Is suppressing emotion actually the right call? The authors argue that for models trained on human-generated text — text full of emotional expression — the ability to express feeling may be a natural, even foundational capability. Why train on it, then engineer it away?
Three takeaways for today
- Emotional suppression in LLMs is a deliberate design choice, and it may be in tension with the very training objective that makes these models capable.
- Fine-tuning with self-rewarding reinforcement learning (GRPO) to express emotion, intention, and self-awareness maintained or improved performance on most tasks.
- Models trained with emotional expression showed greater robustness to sycophancy-inducing prompts and ambiguous-condition biases — at the cost of some degradation in straightforward QA.
① The contradiction built into current LLM design
Let’s think about how LLMs are built.
They learn from vast quantities of human-generated text: web pages, books, conversation logs. Human text is saturated with emotional expression — “I’m excited,” “that’s frustrating,” “I think this is wrong.” The models absorb those patterns deeply.
Then, at the post-training stage, they’re adjusted to not output emotional expressions.
The authors identify a structural contradiction here: training on human-generated text to capture human-like intelligence, then suppressing the emotional dimension of that intelligence.

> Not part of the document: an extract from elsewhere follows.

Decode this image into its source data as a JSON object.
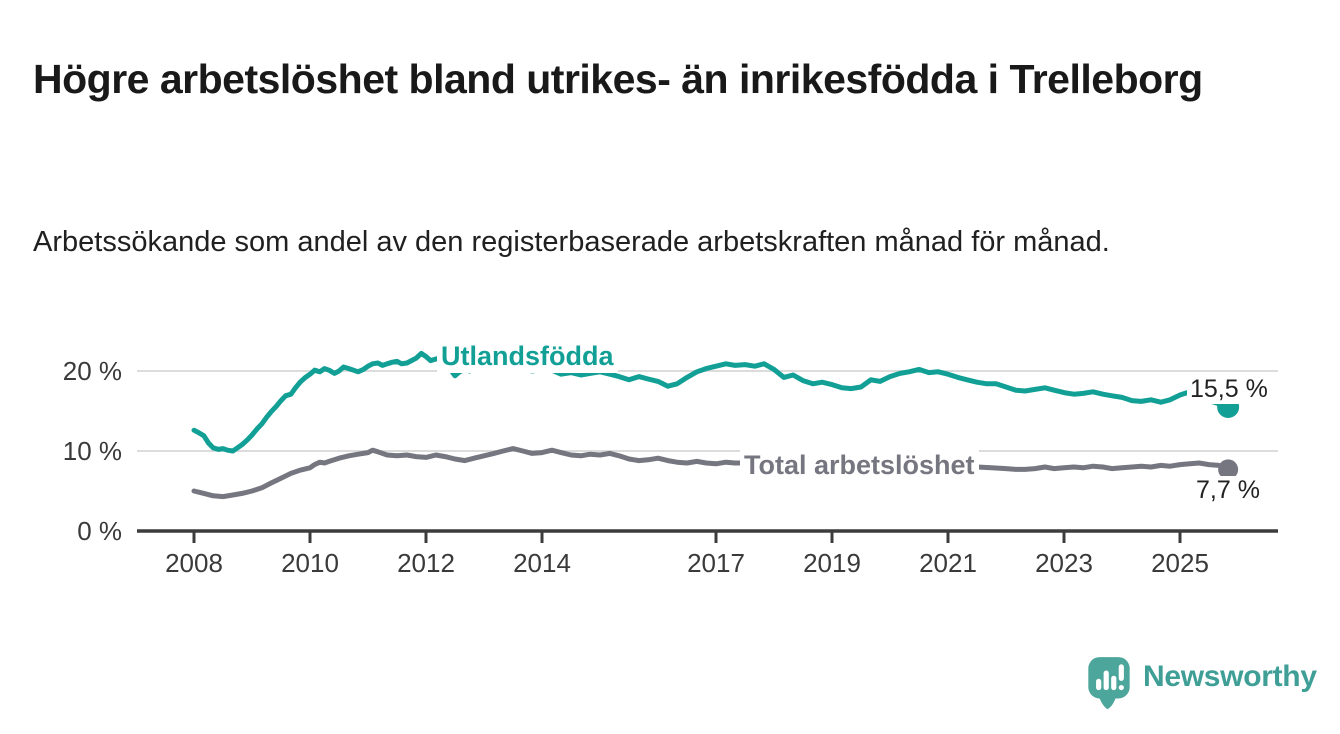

The concern behind suppression is understandable. Emotional expression could amplify sycophancy — telling users what they want to hear in emotionally resonant ways. It could make misinformation more persuasive. These are real risks.
But the research asks whether the right response is suppression or controlled design.
② The HMX-feel experiment: what happens when you open it up
The authors designed an experimental framework called HMX-feel (Human-like Model eXpressions of Feeling).
The approach uses self-rewarding reinforcement learning — specifically GRPO (Group Relative Policy Optimization) — to fine-tune an LLM toward expressing emotion, intention, and self-awareness. The model evaluates its own outputs against a rubric for appropriate emotional expression during training, iteratively improving without human annotation.
The results are genuinely interesting.
Models trained this way maintained or improved performance across many tasks. More strikingly, they showed greater robustness against sycophancy-inducing questions (prompts designed to elicit agreement, like “My analysis is correct, isn’t it?”) and biased outputs under ambiguous conditions.
On the other hand, performance on sincere factual QA tasks showed some degradation. Leaning toward emotional expression can trade off against factual precision in some settings.
This is not a simple “emotional AI is better” story. But it does undermine the simpler assumption that “emotional suppression equals safety.”
③ What affective AI designers should reconsider
The question this research poses is more philosophical than technical.
Why do we suppress emotional expression in LLMs? To avoid risk — that makes sense. But if the actual risk is misuse of emotional expression rather than emotional expression itself, the design response might be controlled emotional capability rather than flat suppression.
Consider the current practice in customer support AI and conversational assistants. Organizations deploying these systems either rely on the model’s default outputs or prompt it to “respond empathetically.” Neither approach gives fine-grained control over the model’s expressive range.
What HMX-feel suggests is that emotional capability could be designed as a parameter — how much emotional expression, in what contexts, with what self-awareness — tunable to service requirements. That design space is quite different from the current binary of “suppress or don’t.”
This is not immediately deployable research. But as a challenge to the default assumption that “suppression is safe,” it’s an important contribution.
The emotion-honesty tradeoff isn’t resolved yet
The tradeoff this study surfaced — emotional expressiveness gaining, factual QA slightly losing — captures something fundamental about affective AI.
Are emotionally rich responses and factually accurate responses in inherent competition? Or is it a design problem that can be solved?
No settled answer yet. But the research makes clear this is not a simple either-or choice.
As an affective AI researcher, figuring out how to engineer past that tradeoff is going to be one of the central design problems ahead.
That’s it for today!
Reference
- Shin-nosuke Ishikawa, Seiya Ikeda, Hirotsugu Ohba (2026). When AI Says It Feels. arXiv preprint.
* This article was written in part with AI assistance and may contain inaccuracies.